Remember all the fuss over the E-Class Coupe? How it was really a C-Class-based car that had been pushed upmarket? Well, there was a reason for all the subterfuge: Mercedes-Benz plans to offer a C-Class Coupe as well. And yes, it’s based off the same hardware. The 108.7-inch wheelbase is identical to that of the C-Class sedan and E-Class Coupe. The engineering hardware isn’t dramatically different, either. Talk about splitting a niche.
The new C-Class Coupe, due in March 2011, is a much sharper piece than the larger, more expensive, overstyled E-Class Coupe, and it targets a more dynamic clientele. The front and rear ends will be adopted from the facelifted C-Class sedan due early next year. This explains the more sculptured hood, the restyled lights, and the enlarged nasal air intakes. The upward kink at the trailing edge of the rear window looks suspiciously like a BMW design cue, and the wedge-shaped body and the sleek greenhouse convey Audi overtones. Most coupes suffer from certain packaging constraints, but the trunk of the new two-door C-Class holds the same 16.8 cubic feet as the four-door model.
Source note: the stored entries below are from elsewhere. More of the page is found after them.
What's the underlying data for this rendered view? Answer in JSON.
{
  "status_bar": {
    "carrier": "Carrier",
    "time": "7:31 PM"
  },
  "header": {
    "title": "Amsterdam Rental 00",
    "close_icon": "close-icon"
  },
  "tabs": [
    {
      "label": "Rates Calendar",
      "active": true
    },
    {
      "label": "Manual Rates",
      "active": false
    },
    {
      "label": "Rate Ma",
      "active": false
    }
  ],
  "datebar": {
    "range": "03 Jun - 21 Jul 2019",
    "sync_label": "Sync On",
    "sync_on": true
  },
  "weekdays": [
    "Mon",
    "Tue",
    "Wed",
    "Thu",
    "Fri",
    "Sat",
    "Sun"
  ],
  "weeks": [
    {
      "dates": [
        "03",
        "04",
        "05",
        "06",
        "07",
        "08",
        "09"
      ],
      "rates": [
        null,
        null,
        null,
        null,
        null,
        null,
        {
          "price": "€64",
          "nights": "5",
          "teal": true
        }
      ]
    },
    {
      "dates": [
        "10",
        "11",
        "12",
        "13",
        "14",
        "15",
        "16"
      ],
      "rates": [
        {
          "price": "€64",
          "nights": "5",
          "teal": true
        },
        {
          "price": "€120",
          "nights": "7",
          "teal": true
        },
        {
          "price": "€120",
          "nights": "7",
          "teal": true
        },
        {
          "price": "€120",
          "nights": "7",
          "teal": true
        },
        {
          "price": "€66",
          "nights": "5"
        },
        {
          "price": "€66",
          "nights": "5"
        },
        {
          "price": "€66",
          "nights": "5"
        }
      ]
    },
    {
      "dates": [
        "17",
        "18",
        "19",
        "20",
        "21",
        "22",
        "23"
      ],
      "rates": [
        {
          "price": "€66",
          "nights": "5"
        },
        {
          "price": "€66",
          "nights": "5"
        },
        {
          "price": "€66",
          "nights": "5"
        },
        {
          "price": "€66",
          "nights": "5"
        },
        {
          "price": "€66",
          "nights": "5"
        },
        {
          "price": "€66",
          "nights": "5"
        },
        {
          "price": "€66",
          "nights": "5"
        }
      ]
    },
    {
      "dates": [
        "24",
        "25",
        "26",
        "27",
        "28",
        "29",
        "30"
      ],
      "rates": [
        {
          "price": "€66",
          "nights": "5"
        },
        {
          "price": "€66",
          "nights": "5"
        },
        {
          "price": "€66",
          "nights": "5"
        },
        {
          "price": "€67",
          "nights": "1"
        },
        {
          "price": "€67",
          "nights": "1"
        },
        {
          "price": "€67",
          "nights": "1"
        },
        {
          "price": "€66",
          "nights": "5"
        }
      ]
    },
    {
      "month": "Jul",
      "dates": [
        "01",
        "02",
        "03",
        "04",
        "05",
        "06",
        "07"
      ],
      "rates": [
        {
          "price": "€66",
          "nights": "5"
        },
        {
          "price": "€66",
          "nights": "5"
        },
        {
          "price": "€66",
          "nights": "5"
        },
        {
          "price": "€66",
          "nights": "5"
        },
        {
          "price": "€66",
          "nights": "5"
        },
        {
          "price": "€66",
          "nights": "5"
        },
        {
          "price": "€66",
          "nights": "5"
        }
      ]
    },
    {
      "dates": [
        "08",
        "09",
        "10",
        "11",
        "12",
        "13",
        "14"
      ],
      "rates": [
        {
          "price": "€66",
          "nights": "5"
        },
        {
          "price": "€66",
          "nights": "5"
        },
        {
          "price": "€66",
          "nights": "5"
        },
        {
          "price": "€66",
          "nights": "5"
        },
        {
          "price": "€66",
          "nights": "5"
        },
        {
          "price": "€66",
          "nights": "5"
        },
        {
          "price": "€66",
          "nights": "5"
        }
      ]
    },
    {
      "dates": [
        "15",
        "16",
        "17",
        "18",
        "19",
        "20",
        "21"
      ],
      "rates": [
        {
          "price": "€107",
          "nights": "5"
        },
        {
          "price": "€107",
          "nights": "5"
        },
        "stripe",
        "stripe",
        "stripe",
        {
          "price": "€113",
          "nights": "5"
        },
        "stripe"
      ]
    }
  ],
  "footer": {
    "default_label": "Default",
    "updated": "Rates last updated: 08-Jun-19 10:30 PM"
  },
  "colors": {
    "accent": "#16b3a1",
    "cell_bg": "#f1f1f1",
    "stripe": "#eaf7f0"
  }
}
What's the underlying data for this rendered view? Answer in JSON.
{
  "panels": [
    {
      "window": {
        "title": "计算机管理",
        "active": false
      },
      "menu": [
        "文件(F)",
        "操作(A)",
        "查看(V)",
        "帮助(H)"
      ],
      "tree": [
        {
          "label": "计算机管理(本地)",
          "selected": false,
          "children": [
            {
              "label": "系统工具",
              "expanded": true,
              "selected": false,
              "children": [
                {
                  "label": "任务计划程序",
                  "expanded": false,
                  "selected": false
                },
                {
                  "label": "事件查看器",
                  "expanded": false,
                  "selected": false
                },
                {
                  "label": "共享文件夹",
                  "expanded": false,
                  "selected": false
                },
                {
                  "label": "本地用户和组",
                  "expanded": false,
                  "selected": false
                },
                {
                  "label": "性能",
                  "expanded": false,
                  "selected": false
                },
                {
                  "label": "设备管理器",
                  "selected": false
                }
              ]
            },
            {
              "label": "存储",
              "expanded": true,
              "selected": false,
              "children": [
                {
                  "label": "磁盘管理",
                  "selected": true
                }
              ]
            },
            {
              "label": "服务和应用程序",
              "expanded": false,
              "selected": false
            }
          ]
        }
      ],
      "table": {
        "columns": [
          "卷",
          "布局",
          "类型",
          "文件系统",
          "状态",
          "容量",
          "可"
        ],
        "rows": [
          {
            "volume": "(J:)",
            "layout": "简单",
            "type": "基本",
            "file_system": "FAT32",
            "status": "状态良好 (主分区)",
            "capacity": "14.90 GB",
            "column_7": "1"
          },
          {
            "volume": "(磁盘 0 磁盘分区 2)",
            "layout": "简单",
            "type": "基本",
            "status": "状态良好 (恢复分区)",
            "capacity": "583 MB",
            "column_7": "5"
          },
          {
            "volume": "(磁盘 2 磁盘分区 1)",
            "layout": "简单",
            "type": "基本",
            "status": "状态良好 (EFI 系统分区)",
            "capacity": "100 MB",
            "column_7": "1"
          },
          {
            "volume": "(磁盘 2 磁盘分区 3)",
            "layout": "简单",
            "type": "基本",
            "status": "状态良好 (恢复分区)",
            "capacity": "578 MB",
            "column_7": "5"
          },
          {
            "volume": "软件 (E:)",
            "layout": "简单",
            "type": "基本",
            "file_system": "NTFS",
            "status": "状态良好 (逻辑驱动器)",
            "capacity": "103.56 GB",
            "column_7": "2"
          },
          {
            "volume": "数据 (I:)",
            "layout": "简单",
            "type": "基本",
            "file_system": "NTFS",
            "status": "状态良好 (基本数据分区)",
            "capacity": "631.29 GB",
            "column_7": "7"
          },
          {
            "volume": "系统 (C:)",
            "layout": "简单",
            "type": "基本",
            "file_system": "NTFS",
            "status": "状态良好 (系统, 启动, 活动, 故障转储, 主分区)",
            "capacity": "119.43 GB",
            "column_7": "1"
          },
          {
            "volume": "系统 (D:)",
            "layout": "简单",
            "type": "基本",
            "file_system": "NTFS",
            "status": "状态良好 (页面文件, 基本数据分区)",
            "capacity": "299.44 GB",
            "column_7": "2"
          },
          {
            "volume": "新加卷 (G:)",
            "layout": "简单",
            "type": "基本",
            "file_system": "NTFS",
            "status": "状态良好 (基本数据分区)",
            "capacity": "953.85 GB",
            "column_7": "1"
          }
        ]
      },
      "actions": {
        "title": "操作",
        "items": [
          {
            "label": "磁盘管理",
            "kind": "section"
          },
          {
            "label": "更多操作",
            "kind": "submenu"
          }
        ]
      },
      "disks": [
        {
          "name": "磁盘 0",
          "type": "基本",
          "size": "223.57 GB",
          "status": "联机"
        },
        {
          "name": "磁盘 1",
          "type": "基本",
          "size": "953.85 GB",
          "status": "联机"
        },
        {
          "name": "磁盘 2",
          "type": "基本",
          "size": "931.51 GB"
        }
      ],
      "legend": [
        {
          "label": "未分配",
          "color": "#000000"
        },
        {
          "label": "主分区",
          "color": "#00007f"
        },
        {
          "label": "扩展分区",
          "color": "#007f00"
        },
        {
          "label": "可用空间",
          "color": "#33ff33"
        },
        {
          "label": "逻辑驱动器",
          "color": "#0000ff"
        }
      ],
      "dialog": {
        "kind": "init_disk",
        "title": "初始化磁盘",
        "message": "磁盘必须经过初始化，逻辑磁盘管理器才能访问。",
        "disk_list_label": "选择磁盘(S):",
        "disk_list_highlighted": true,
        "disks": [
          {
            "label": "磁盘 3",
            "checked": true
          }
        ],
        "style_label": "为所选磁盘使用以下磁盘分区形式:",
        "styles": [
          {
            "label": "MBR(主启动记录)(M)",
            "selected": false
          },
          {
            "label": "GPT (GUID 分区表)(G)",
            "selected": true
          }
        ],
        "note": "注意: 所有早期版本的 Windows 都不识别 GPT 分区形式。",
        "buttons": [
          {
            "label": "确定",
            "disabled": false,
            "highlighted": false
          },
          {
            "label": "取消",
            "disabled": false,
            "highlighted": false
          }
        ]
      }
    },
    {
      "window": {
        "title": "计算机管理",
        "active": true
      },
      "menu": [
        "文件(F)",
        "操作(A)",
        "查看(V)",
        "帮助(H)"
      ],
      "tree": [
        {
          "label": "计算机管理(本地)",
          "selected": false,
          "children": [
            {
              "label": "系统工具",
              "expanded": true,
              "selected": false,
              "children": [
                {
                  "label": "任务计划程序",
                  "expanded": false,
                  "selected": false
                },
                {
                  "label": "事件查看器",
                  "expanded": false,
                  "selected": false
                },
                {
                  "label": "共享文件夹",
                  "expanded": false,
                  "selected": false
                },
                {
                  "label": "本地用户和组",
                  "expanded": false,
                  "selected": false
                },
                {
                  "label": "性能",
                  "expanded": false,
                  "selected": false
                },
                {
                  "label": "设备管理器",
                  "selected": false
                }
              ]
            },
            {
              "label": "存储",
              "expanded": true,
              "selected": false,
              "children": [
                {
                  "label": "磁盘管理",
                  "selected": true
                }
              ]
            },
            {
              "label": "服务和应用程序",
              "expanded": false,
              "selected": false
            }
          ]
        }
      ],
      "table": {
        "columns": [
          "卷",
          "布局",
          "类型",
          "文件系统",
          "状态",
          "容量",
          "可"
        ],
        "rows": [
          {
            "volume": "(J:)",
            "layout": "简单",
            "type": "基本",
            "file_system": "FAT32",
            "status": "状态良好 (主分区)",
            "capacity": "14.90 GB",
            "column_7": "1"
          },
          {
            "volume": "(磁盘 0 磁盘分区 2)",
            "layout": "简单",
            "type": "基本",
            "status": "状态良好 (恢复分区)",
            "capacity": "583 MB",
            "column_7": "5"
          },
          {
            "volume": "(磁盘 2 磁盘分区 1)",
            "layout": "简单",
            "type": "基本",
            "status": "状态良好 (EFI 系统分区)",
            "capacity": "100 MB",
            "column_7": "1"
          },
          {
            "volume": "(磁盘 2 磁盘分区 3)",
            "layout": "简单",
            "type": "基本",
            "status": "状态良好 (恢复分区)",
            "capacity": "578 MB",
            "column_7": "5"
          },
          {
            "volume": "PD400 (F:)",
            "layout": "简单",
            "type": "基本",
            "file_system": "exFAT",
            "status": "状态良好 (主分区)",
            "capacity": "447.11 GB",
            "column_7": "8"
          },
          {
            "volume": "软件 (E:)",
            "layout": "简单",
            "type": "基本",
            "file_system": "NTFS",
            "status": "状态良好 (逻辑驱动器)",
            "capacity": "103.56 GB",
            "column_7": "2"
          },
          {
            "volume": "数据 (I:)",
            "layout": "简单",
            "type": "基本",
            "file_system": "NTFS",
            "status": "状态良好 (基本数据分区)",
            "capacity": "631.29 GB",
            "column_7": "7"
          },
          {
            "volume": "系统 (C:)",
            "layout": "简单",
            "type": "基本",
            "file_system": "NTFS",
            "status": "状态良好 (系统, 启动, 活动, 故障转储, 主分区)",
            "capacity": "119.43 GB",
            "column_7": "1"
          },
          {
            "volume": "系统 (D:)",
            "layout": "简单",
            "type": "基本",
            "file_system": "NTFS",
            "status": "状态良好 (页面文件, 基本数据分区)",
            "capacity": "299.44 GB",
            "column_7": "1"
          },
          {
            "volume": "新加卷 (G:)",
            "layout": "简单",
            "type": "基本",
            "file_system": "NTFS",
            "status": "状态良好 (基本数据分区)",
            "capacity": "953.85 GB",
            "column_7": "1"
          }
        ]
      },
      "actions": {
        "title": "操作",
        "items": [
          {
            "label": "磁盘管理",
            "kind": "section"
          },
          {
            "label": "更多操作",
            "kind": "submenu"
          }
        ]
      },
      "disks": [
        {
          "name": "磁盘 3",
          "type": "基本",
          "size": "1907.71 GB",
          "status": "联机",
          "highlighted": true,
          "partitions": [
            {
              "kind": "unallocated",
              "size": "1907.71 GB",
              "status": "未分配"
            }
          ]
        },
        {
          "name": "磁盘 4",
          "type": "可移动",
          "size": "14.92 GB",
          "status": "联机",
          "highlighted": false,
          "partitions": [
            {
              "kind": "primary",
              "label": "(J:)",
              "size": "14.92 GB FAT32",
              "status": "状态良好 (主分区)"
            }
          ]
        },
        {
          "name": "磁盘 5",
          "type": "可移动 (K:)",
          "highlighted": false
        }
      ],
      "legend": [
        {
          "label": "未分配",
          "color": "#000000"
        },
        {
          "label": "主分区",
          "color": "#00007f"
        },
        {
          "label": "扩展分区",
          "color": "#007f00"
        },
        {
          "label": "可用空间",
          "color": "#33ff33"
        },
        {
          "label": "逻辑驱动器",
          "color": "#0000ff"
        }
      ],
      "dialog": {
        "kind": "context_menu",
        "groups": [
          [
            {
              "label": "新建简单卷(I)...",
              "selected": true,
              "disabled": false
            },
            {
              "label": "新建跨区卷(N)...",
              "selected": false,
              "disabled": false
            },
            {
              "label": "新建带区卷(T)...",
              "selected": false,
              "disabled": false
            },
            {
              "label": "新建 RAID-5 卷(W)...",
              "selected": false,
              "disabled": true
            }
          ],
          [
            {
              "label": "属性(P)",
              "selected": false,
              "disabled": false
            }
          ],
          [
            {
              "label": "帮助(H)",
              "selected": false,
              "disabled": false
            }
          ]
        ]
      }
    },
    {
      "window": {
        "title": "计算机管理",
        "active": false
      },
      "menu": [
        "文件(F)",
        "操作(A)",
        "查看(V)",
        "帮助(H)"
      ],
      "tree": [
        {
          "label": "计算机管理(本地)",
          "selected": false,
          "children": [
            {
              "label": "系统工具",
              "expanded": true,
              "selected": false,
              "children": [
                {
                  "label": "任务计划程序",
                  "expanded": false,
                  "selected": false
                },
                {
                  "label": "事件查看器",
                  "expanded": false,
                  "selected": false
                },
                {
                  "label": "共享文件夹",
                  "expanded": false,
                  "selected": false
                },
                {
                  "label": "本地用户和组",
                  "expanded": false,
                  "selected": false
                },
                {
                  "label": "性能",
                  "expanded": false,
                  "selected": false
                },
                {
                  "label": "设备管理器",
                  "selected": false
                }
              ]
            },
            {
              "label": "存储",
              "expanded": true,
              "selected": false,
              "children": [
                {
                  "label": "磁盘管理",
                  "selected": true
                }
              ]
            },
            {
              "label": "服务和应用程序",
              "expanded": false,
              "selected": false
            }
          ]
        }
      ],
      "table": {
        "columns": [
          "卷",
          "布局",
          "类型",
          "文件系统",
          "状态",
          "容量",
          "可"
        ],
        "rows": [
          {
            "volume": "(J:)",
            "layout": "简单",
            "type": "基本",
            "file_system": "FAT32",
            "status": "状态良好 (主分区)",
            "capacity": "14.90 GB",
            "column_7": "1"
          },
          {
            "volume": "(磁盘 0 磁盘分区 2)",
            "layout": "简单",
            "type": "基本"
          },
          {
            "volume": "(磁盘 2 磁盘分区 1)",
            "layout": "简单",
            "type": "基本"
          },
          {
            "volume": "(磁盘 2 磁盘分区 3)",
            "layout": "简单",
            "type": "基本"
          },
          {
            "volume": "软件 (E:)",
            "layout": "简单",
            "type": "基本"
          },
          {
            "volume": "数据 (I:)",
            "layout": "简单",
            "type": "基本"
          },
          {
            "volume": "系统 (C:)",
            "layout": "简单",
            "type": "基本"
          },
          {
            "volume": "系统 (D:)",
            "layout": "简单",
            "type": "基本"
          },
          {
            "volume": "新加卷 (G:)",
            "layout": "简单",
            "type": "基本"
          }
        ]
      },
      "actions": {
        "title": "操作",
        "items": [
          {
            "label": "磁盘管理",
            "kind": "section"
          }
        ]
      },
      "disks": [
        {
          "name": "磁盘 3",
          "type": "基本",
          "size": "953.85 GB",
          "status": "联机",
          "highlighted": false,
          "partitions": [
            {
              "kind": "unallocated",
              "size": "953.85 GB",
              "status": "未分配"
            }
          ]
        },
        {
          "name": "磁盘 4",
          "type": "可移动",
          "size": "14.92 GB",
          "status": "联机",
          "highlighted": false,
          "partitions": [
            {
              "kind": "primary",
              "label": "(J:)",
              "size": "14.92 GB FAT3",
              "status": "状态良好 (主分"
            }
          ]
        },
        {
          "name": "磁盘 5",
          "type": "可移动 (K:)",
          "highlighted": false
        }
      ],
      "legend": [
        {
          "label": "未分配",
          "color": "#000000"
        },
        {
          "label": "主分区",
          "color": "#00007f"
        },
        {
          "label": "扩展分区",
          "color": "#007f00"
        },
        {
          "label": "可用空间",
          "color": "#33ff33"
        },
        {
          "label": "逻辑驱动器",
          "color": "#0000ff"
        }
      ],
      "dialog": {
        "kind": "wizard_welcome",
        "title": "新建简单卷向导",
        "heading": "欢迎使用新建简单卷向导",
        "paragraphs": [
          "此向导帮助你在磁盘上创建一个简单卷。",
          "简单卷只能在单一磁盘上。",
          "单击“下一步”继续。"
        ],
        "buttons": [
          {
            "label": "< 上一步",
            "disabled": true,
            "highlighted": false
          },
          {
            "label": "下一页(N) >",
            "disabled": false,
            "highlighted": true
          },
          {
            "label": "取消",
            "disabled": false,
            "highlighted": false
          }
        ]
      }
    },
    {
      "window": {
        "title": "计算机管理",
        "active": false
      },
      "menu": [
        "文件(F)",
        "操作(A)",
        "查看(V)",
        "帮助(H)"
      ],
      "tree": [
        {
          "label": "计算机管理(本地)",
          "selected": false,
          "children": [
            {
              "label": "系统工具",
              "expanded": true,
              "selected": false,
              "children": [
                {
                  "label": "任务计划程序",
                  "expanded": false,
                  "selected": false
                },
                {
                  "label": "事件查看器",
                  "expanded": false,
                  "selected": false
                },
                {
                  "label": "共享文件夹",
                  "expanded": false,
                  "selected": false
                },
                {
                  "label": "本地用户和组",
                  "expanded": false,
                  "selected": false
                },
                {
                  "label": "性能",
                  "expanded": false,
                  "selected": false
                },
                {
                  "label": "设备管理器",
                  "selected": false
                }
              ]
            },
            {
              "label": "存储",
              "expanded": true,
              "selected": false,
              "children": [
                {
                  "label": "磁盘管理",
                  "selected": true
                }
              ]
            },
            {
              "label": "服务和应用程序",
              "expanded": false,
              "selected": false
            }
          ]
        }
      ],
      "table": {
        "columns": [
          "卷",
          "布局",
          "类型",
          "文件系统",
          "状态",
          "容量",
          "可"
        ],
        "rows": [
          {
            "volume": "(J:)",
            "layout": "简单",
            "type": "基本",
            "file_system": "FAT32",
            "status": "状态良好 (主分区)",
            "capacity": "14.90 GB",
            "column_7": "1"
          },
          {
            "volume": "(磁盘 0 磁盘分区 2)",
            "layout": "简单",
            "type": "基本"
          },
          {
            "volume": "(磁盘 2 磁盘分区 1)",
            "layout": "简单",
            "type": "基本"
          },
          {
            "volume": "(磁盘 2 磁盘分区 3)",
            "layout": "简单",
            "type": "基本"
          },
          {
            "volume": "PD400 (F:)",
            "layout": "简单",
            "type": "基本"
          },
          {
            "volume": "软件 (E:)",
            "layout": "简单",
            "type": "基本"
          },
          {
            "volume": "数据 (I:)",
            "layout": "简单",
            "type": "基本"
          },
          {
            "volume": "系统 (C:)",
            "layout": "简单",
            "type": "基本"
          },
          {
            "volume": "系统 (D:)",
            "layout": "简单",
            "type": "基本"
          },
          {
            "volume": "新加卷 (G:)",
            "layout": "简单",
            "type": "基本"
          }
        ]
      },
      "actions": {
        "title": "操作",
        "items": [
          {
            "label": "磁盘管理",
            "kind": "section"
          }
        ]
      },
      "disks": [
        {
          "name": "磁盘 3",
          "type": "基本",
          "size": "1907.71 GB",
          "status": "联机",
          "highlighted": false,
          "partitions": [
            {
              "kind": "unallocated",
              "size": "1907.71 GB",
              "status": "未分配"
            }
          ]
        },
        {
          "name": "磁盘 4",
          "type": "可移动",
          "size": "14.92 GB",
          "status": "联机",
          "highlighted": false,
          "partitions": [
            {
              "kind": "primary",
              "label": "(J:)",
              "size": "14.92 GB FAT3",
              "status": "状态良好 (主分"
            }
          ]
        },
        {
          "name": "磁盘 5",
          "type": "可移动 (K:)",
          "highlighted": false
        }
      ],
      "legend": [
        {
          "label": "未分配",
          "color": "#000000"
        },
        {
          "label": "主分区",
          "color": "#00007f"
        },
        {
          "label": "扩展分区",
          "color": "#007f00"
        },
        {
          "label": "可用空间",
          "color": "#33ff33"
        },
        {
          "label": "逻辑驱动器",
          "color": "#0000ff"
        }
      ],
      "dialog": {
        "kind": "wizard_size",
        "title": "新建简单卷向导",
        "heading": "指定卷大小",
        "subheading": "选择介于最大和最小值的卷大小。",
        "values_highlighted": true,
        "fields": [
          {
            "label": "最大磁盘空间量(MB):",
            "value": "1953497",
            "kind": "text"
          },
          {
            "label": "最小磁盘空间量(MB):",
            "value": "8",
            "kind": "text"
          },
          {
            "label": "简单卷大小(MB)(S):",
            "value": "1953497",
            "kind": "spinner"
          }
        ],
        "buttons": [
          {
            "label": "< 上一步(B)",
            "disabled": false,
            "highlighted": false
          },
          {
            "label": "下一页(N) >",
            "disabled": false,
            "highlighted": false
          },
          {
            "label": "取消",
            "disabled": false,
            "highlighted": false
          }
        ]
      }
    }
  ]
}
The revised interior happens to be almost identical in to that of the E coupé. Major improvements over today’s C-Class are the repositioned and enlarged nav monitor, the easier to use Comand system, and a host of extra-cost driver assistance systems such as lane guidance, lane-departure warning, blind-spot warning, traffic sign recognition, night vision, an automatic parking aid, cornering lights, and cruise control with brake actuation. The seats will be adopted from the E-Class, which means that you can specify the full works including active side bolsters and massage function.
In terms of surface materials and build quality, the C-Class Coupé is said to take a giant step back towards traditional Mercedes brand values. This will also be reflected in the price tag, which is likely to exceed that of the sedan, placing the C coupe between the C sedan and the E coupe in the U.S. lineup.
The European range comprises five models, sources say: 180 CGI (1.8-liter I-4,156 hp); 250 CGI (1.8-liter I-4, 204 hp); 350 CGI (3.5-liter V-6, 306 hp); 220 CDI (2.2-liter turbodiesel, 170 hp); 250 CDI (2.2-liter turbodiesel, 204 hp). The new V-6 is a turbocharged, direct-injection unit, closely related to the 422-hp V-8 that was earmarked for the C55 AMG. However, due to a disappointing sales forecast and relatively high conversion costs, this version is currently on ice, along with the proposed C-class cabriolet, which has been held back to protect the barely roomier but notably more profitable E-Class convertible.
To accommodate the optional hybrid module, the antiquated five-speed automatic will be replaced by the modern seven-speed 7G-tronic. In addition to a mild hybrid employing a 20-hp electric motor, Mercedes intends to offer a plug-in model that uses a 60-hp motor for extended on-demand, zero-emission operation.